Fourth, Lowe and Coleman are young and likely to hold their offices for decades to come. Notwithstanding that Coleman runs a private museum, they are typical of Deep State agenda-driven government employees who expect to control matters pertinent to their domains even as different Presidents come and go. Consider, for example, that despite the opinions of the panel members, a recent survey of readers of the Civil War Trust’s Hallowed Ground magazine strongly favored keeping Confederate monuments in place. 

In addition to the above, Ayers and Coleman made erroneous or egregiously misleading statements.

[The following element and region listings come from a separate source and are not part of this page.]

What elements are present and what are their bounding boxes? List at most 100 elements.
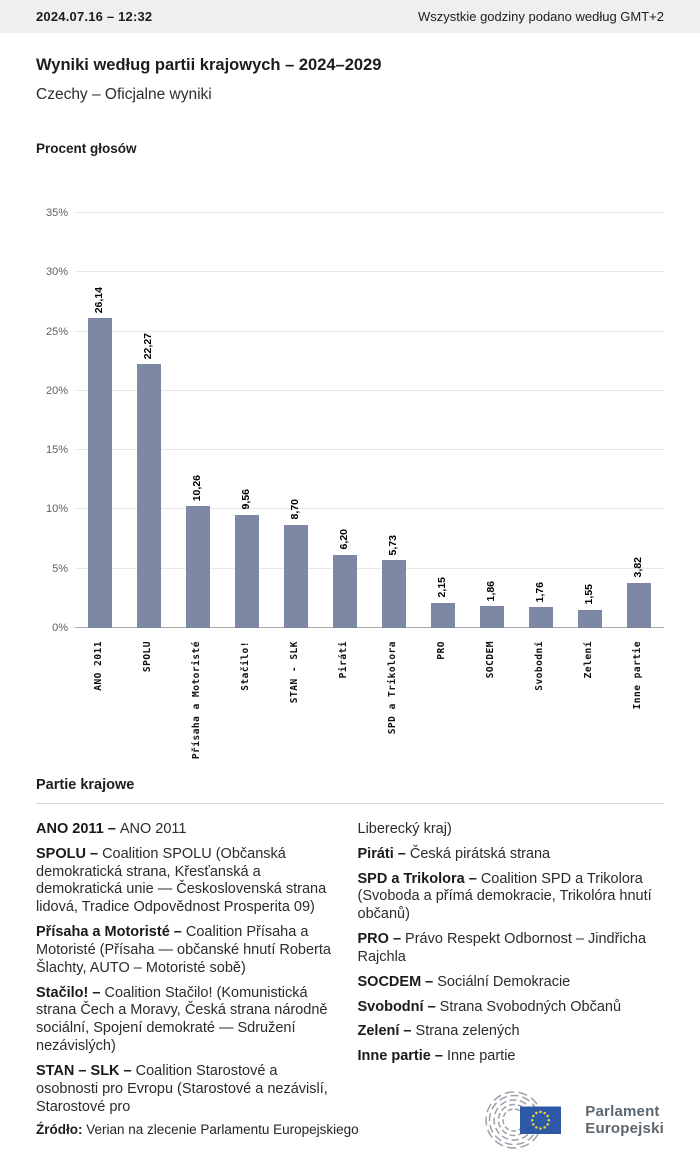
party-abbreviation: Piráti – xyxy=(357,845,410,862)
bar[interactable] xyxy=(332,554,357,628)
category-slot: Stačilo! xyxy=(222,628,271,768)
party-definition: SOCDEM – Sociální Demokracie xyxy=(358,974,665,992)
definitions-right-column: Liberecký kraj) Piráti – Česká pirátská s… xyxy=(358,821,665,1123)
bar[interactable] xyxy=(529,607,554,628)
gridline xyxy=(75,627,664,628)
parliament-hemicycle-icon xyxy=(485,1091,562,1149)
y-axis-tick-label: 30% xyxy=(45,266,68,279)
page-title: Wyniki według partii krajowych – 2024–20… xyxy=(36,56,382,74)
category-slot: STAN - SLK xyxy=(271,628,320,768)
bar-slot: 9,56 xyxy=(222,213,271,628)
party-abbreviation: Stačilo! – xyxy=(36,984,105,1001)
bar-value-label: 10,26 xyxy=(190,475,203,502)
gridline xyxy=(75,567,664,569)
section-divider xyxy=(36,803,664,804)
main-content: Wyniki według partii krajowych – 2024–20… xyxy=(0,56,700,1123)
party-full-name: Coalition SPOLU (Občanská demokratická s… xyxy=(36,845,327,916)
bar-slot: 10,26 xyxy=(173,213,222,628)
category-label: SOCDEM xyxy=(485,641,497,679)
eu-flag-stars xyxy=(531,1110,551,1130)
bar-value-label: 3,82 xyxy=(632,557,645,578)
category-label: Zelení xyxy=(583,641,595,679)
bar[interactable] xyxy=(382,560,406,628)
gridline xyxy=(75,212,664,213)
category-label: ANO 2011 xyxy=(92,641,104,691)
bar-slot: 5,73 xyxy=(369,213,418,628)
chart-title: Procent głosów xyxy=(36,141,137,156)
source-line: Źródło: Verian na zlecenie Parlamentu Eu… xyxy=(36,1122,359,1137)
party-abbreviation: ANO 2011 – xyxy=(36,821,120,837)
bar-value-label: 26,14 xyxy=(92,286,105,314)
category-label: SPD a Trikolora xyxy=(387,641,398,735)
party-definition: Zelení – Strana zelených xyxy=(358,1023,665,1041)
party-full-name: Právo Respekt Odbornost – Jindřicha Rajc… xyxy=(357,931,647,965)
bar-value-label: 5,73 xyxy=(387,534,399,556)
bar-slot: 3,82 xyxy=(615,213,664,628)
category-label: Přísaha a Motoristé xyxy=(190,641,202,760)
gridline xyxy=(75,271,664,273)
parties-section-heading: Partie krajowe xyxy=(36,777,135,793)
party-full-name: Česká pirátská strana xyxy=(409,845,551,862)
party-abbreviation: Svobodní – xyxy=(357,998,440,1015)
gridline xyxy=(75,389,664,391)
page-footer: Źródło: Verian na zlecenie Parlamentu Eu… xyxy=(0,1091,700,1149)
party-full-name: Coalition Přísaha a Motoristé (Přísaha —… xyxy=(36,924,331,976)
gridline xyxy=(75,330,664,332)
timezone-note: Wszystkie godziny podano według GMT+2 xyxy=(417,9,664,24)
bars-row: 26,14 22,27 10,26 9,56 8,70 6,20 5,73 2,15 1,86 1… xyxy=(75,213,664,628)
y-axis-tick-label: 25% xyxy=(45,325,68,338)
bar[interactable] xyxy=(136,363,161,628)
bar-slot: 1,86 xyxy=(468,213,517,628)
party-full-name: Coalition Stačilo! (Komunistická strana … xyxy=(36,984,328,1055)
category-label: Inne partie xyxy=(632,641,644,710)
page-subtitle: Czechy – Oficjalne wyniki xyxy=(36,86,212,103)
definitions-left-column: ANO 2011 – ANO 2011 SPOLU – Coalition SPO… xyxy=(36,821,343,1123)
bar-slot: 1,76 xyxy=(517,213,566,628)
bar-slot: 1,55 xyxy=(566,213,615,628)
bar[interactable] xyxy=(480,605,505,628)
bar[interactable] xyxy=(578,609,603,628)
party-abbreviation: SPD a Trikolora – xyxy=(357,870,481,887)
party-definition: Liberecký kraj) xyxy=(358,821,665,839)
party-abbreviation: STAN – SLK – xyxy=(36,1062,136,1079)
category-label: Piráti xyxy=(337,641,349,679)
bar-value-label: 1,86 xyxy=(485,580,498,601)
y-axis-tick-label: 0% xyxy=(52,622,68,634)
category-slot: PRO xyxy=(419,628,468,768)
category-slot: Inne partie xyxy=(615,628,664,768)
party-definition: STAN – SLK – Coalition Starostové a osob… xyxy=(36,1063,343,1116)
category-slot: Zelení xyxy=(566,628,615,768)
y-axis-tick-label: 20% xyxy=(45,384,68,397)
bar[interactable] xyxy=(627,582,652,628)
bar-slot: 26,14 xyxy=(75,213,124,628)
party-full-name: ANO 2011 xyxy=(119,821,187,837)
party-definition: ANO 2011 – ANO 2011 xyxy=(36,821,343,839)
gridline xyxy=(75,449,664,451)
party-definition: SPOLU – Coalition SPOLU (Občanská demokr… xyxy=(36,846,343,917)
category-slot: Přísaha a Motoristé xyxy=(173,628,222,768)
y-axis-tick-label: 35% xyxy=(45,207,68,219)
party-abbreviation: PRO – xyxy=(357,931,406,948)
party-definition: PRO – Právo Respekt Odbornost – Jindřich… xyxy=(358,931,665,967)
logo-wordmark: Parlament Europejski xyxy=(585,1102,664,1137)
party-definition: Přísaha a Motoristé – Coalition Přísaha … xyxy=(36,924,343,977)
party-abbreviation: SPOLU – xyxy=(36,845,103,862)
y-axis-tick-label: 5% xyxy=(52,562,68,575)
source-text: Verian na zlecenie Parlamentu Europejski… xyxy=(86,1122,359,1137)
plot-area: 0% 5% 10% 15% 20% 25% 30% 35% 26,14 22,27 10,26 9,5… xyxy=(46,207,664,634)
category-label: STAN - SLK xyxy=(288,641,300,704)
party-full-name: Strana zelených xyxy=(415,1023,520,1040)
bar-value-label: 9,56 xyxy=(239,489,252,510)
party-abbreviation: Přísaha a Motoristé – xyxy=(36,924,186,941)
bar[interactable] xyxy=(87,318,112,628)
party-definition: Piráti – Česká pirátská strana xyxy=(358,846,665,864)
bar[interactable] xyxy=(431,602,456,628)
bar[interactable] xyxy=(185,506,210,628)
european-parliament-logo: Parlament Europejski xyxy=(474,1091,664,1149)
category-label: PRO xyxy=(436,641,448,660)
party-abbreviation: SOCDEM – xyxy=(357,973,438,990)
eu-flag xyxy=(520,1106,562,1134)
bar-slot: 8,70 xyxy=(271,213,320,628)
bar[interactable] xyxy=(234,514,259,628)
bar[interactable] xyxy=(283,524,308,628)
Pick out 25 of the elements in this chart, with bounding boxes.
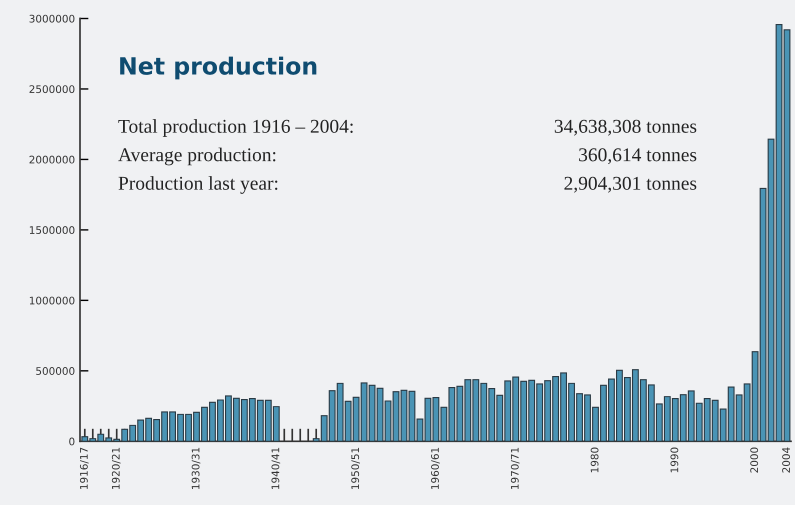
annotation: Production last year: — [118, 176, 278, 194]
x-tick-label: 1950/51 — [351, 448, 360, 489]
annotation: Total production 1916 – 2004: — [118, 119, 353, 137]
y-tick-label: 1500000 — [30, 226, 74, 234]
y-tick-label: 1000000 — [30, 296, 74, 304]
x-tick-label: 1980 — [590, 448, 599, 472]
x-tick-label: 1920/21 — [112, 448, 121, 489]
x-tick-label: 2004 — [782, 447, 790, 473]
y-tick-label: 2000000 — [30, 156, 74, 164]
text: Net production — [120, 56, 316, 80]
y-tick-label: 0 — [69, 438, 74, 446]
y-tick-label: 500000 — [36, 367, 74, 375]
y-tick-label: 2500000 — [30, 85, 74, 94]
annotation: Average production: — [118, 148, 276, 166]
x-tick-label: 2000 — [750, 448, 758, 473]
annotation: 360,614 tonnes — [579, 148, 696, 164]
x-tick-label: 1960/61 — [431, 448, 440, 489]
x-tick-label: 1990 — [670, 448, 678, 472]
annotation: 2,904,301 tonnes — [564, 176, 696, 193]
y-tick-label: 3000000 — [30, 14, 74, 23]
x-tick-label: 1970/71 — [510, 448, 520, 489]
x-tick-label: 1940/41 — [271, 448, 280, 489]
x-tick-label: 1930/31 — [192, 448, 200, 489]
annotation: 34,638,308 tonnes — [554, 120, 696, 136]
x-tick-label: 1916/17 — [80, 448, 89, 489]
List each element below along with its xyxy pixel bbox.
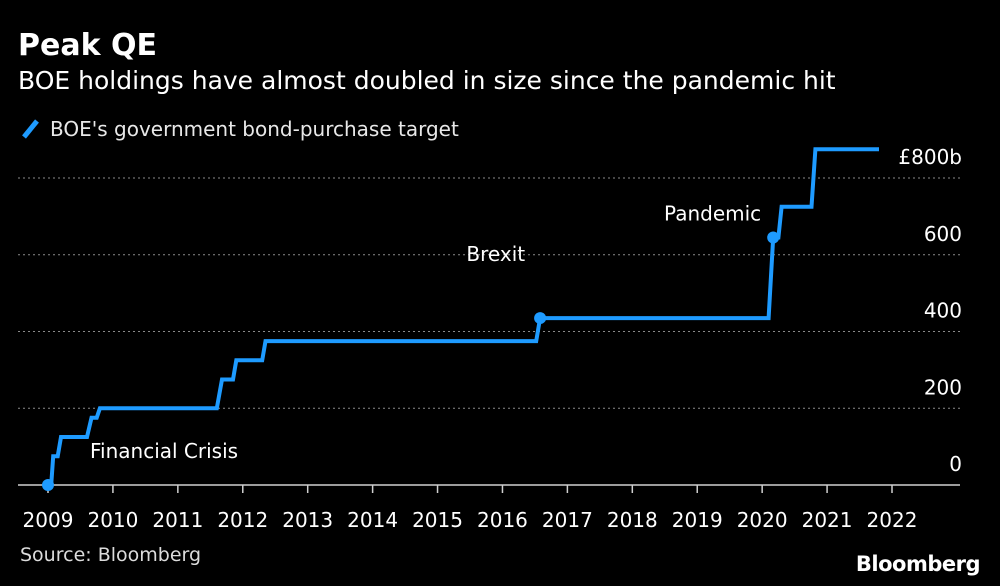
x-tick-label: 2017 <box>542 508 593 532</box>
annotation-label: Brexit <box>466 242 525 266</box>
x-tick-label: 2012 <box>217 508 268 532</box>
x-tick-label: 2019 <box>672 508 723 532</box>
source-note: Source: Bloomberg <box>20 544 202 566</box>
annotation-label: Financial Crisis <box>90 439 238 463</box>
x-tick-label: 2014 <box>347 508 398 532</box>
annotation-marker <box>534 312 547 325</box>
x-tick-label: 2016 <box>477 508 528 532</box>
grid-layer <box>18 177 960 409</box>
x-tick-label: 2020 <box>737 508 788 532</box>
legend-swatch-icon <box>22 119 39 139</box>
chart-title: Peak QE <box>18 28 157 63</box>
annotation-marker <box>42 479 54 491</box>
series-line <box>48 147 879 487</box>
annotation-layer: Financial Crisis Brexit Pandemic <box>42 201 780 491</box>
axis-layer: 0 200 400 600 £800b 2009 2010 2011 2012 2013 2014 2… <box>18 145 962 532</box>
legend: BOE's government bond-purchase target <box>20 116 459 142</box>
series-layer <box>48 147 879 487</box>
y-tick-label: 0 <box>949 452 962 476</box>
y-tick-label: 600 <box>924 222 962 246</box>
annotation-marker <box>767 231 780 244</box>
annotation-label: Pandemic <box>664 201 761 225</box>
x-tick-label: 2011 <box>152 508 203 532</box>
x-tick-label: 2021 <box>802 508 853 532</box>
y-tick-label: £800b <box>898 145 962 169</box>
x-tick-label: 2018 <box>607 508 658 532</box>
chart-subtitle: BOE holdings have almost doubled in size… <box>18 66 836 95</box>
x-tick-label: 2009 <box>23 508 74 532</box>
x-tick-label: 2022 <box>867 508 918 532</box>
bloomberg-logo: Bloomberg <box>855 552 981 576</box>
x-tick-label: 2015 <box>412 508 463 532</box>
x-tick-label: 2013 <box>282 508 333 532</box>
y-tick-label: 400 <box>924 299 962 323</box>
y-tick-label: 200 <box>924 375 962 399</box>
legend-label: BOE's government bond-purchase target <box>50 117 459 141</box>
x-tick-label: 2010 <box>87 508 138 532</box>
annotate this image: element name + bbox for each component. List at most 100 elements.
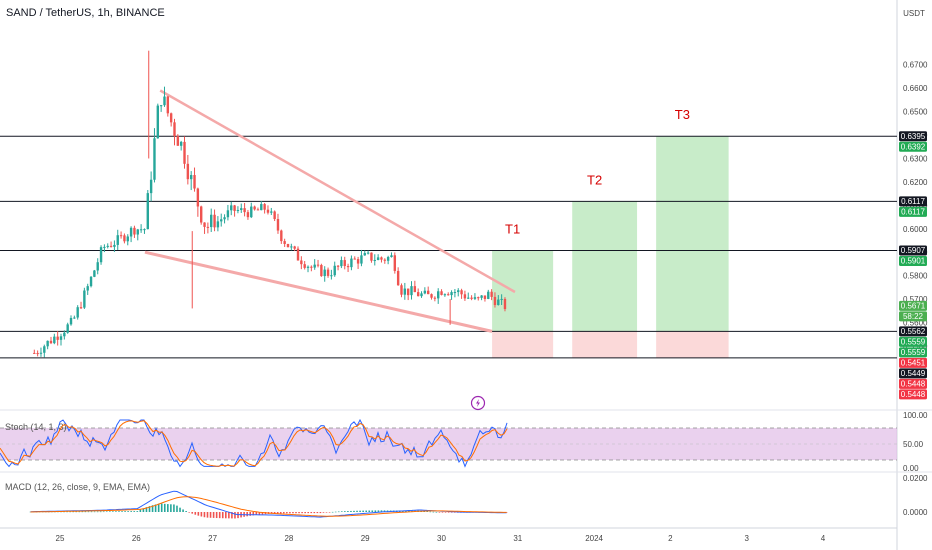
time-tick-label: 2024 — [585, 534, 603, 543]
macd-histogram-bar — [78, 511, 81, 513]
macd-histogram-bar — [307, 512, 310, 514]
candle-body — [386, 257, 390, 261]
price-tick-label: 0.6700 — [903, 61, 928, 70]
macd-histogram-bar — [383, 510, 386, 512]
candle-body — [370, 252, 373, 261]
candle-body — [306, 266, 310, 268]
candle-body — [233, 205, 236, 211]
macd-histogram-bar — [102, 511, 105, 513]
candle-body — [156, 105, 160, 139]
candle-body — [276, 219, 280, 231]
macd-histogram-bar — [160, 503, 163, 512]
candle-body — [53, 336, 56, 344]
candle-body — [453, 292, 457, 294]
price-tag-label: 0.5449 — [901, 369, 926, 378]
candle-body — [270, 211, 273, 213]
candle-body — [96, 262, 99, 271]
macd-histogram-bar — [438, 512, 441, 513]
candle-body — [106, 245, 109, 247]
macd-histogram-bar — [292, 512, 294, 514]
candle-body — [400, 285, 403, 295]
macd-histogram-bar — [87, 511, 90, 513]
price-tick-label: 0.6600 — [903, 84, 928, 93]
macd-histogram-bar — [173, 504, 175, 512]
macd-histogram-bar — [344, 511, 346, 512]
macd-histogram-bar — [337, 511, 340, 513]
candle-body — [426, 290, 430, 295]
candle-body — [396, 270, 400, 286]
candle-body — [493, 296, 497, 306]
macd-histogram-bar — [188, 512, 190, 513]
macd-histogram-bar — [191, 512, 194, 514]
candle-body — [250, 206, 253, 218]
candle-body — [450, 292, 453, 296]
candle-body — [406, 288, 410, 296]
macd-histogram-bar — [105, 511, 108, 513]
macd-histogram-bar — [90, 511, 93, 513]
time-tick-label: 28 — [284, 534, 293, 543]
lightning-glyph — [476, 399, 480, 407]
stoch-k-line — [0, 418, 508, 468]
candle-body — [83, 290, 86, 308]
stoch-tick-label: 100.00 — [903, 411, 928, 420]
stoch-tick-label: 0.00 — [903, 464, 919, 473]
price-tag-box — [899, 326, 927, 337]
candle-body — [333, 265, 336, 276]
macd-line — [30, 490, 507, 518]
macd-histogram-bar — [334, 511, 337, 513]
candle-body — [226, 210, 230, 218]
wedge-upper-trendline[interactable] — [159, 89, 516, 294]
price-tag-box — [899, 389, 927, 400]
macd-histogram-bar — [313, 512, 316, 514]
macd-histogram-bar — [185, 511, 187, 512]
candle-body — [123, 235, 126, 242]
price-tag-label: 58:22 — [903, 312, 924, 321]
candle-body — [36, 353, 39, 355]
macd-histogram-bar — [408, 510, 410, 512]
macd-histogram-bar — [331, 511, 334, 513]
candle-body — [179, 141, 183, 146]
macd-histogram-bar — [295, 512, 297, 514]
candle-body — [220, 219, 223, 222]
time-tick-label: 3 — [744, 534, 749, 543]
candle-body — [116, 235, 119, 245]
price-tag-box — [899, 131, 927, 142]
price-tag-box — [899, 196, 927, 207]
candle-body — [457, 290, 460, 293]
candle-body — [93, 270, 96, 277]
macd-tick-label: 0.0200 — [903, 474, 928, 483]
time-tick-label: 29 — [361, 534, 370, 543]
candle-body — [246, 212, 250, 218]
macd-histogram-bar — [340, 511, 343, 512]
macd-histogram-bar — [176, 505, 178, 512]
candle-body — [143, 229, 146, 231]
macd-histogram-bar — [286, 512, 288, 514]
candle-body — [316, 264, 320, 266]
candle-body — [176, 136, 180, 146]
candle-body — [290, 246, 293, 248]
macd-histogram-bar — [325, 512, 328, 513]
macd-histogram-bar — [289, 512, 291, 514]
macd-histogram-bar — [99, 511, 102, 513]
macd-histogram-bar — [276, 512, 279, 514]
time-tick-label: 30 — [437, 534, 446, 543]
macd-histogram-bar — [453, 512, 456, 513]
macd-histogram-bar — [356, 510, 358, 512]
candle-body — [416, 292, 420, 297]
candle-body — [363, 253, 366, 256]
price-tag-label: 0.6117 — [901, 197, 925, 206]
macd-histogram-bar — [93, 511, 96, 513]
candle-body — [139, 229, 143, 231]
candle-body — [483, 295, 487, 299]
candle-body — [256, 209, 260, 211]
price-tag-label: 0.5562 — [901, 327, 926, 336]
macd-histogram-bar — [66, 511, 68, 513]
macd-histogram-bar — [258, 512, 261, 515]
wedge-lower-trendline[interactable] — [144, 250, 493, 333]
candle-body — [303, 264, 306, 268]
macd-histogram-bar — [319, 512, 322, 514]
candle-body — [293, 246, 296, 249]
price-tag-box — [899, 336, 927, 347]
macd-histogram-bar — [282, 512, 285, 514]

One happened when Ayers commented that last summer’s Charlottesville riot accelerated the statue-removal trend after white supremacists tried to appropriate the Lee statue. First, he implied that the violence was mostly caused by the heavily outnumbered white supremacists instead of the far more violent  and much larger mob of protestors and Antifa members. Second, while he may have accurately said that a young lady was in a peaceful group when a white supremacist ran her down and killed her with his car, Ayers wrongly leaves the impression that most of the Charlottesville violence originated with the white supremacists instead of the protestors and Antifa.

The second falsehood was Coleman’s claim that Southerners have been increasingly using  public lands to hoist giant Confederate flags along the heavily travelled portions of Interstate-95 Highway in the South. In truth, most of the flags are located on private property.